DMA works for devices, because the device does the memory access. RAM to RAM DMA would need something to do the accesses.
The other reason DMA works for devices is because it is asynchronous. You give a device a command and some memory to do it with, it does the thing and lets you know. Most devices can't complete commands instantaneously, so we know we have to queue things and then go do something else. Often when doing memcpy, we want to use the copied memory immediately... if it were a DMA, you'd need to submit the request and wait for it to complete before you continued... If your general purpose DMA engine is a typical device, you're probably doing a syscall to the kernel, which would submit the command (possibly through a queue), suspend your process, schedule something else and there may be delay before getting scheduled again when the DMA is complete.
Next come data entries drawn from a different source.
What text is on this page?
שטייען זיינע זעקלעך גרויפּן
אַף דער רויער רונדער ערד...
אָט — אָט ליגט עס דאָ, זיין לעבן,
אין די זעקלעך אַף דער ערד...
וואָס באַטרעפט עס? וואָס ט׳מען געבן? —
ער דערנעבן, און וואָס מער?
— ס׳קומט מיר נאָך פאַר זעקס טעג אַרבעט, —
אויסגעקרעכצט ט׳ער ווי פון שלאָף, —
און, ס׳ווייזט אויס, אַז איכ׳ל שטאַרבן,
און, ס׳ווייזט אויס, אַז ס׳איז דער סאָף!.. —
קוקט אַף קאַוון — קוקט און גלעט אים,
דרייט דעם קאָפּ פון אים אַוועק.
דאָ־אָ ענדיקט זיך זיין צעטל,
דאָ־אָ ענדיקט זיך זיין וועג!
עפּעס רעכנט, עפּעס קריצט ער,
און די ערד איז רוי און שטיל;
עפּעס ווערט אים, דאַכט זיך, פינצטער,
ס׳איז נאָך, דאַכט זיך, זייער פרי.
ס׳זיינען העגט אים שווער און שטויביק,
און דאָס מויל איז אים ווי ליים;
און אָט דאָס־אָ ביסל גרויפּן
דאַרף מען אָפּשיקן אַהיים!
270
If async memcpy was what was wanted, it could make sense, but that feels pretty hard to use.
> DMA works for devices, because the device does the memory access. RAM to RAM DMA would need something to do the accesses.
Isn't a blitter exactly that sort of device? Assuming that it can access the relevant RAM, why couldn't that be used for general-purpose memory copying operations?
Yes, but PCs have only rarely had general purpose blitters. They were integrated in some video cards, but that's more or less like DMA; Intel had one for a while recently [1]; FreeBSD loads a driver for it on my Xeon L5640 hosted server, but I don't see any evidence that anything actually uses it. and I'm not sure there was enough actual performance improvement enabled by offloading copies, so Intel stopped including these. Linux marked their driver as broken because it caused issues with copy-on-write [2]
[1] https://lwn.net/Articles/162966/ [2] https://git.kernel.org/pub/scm/linux/kernel/git/torvalds/lin...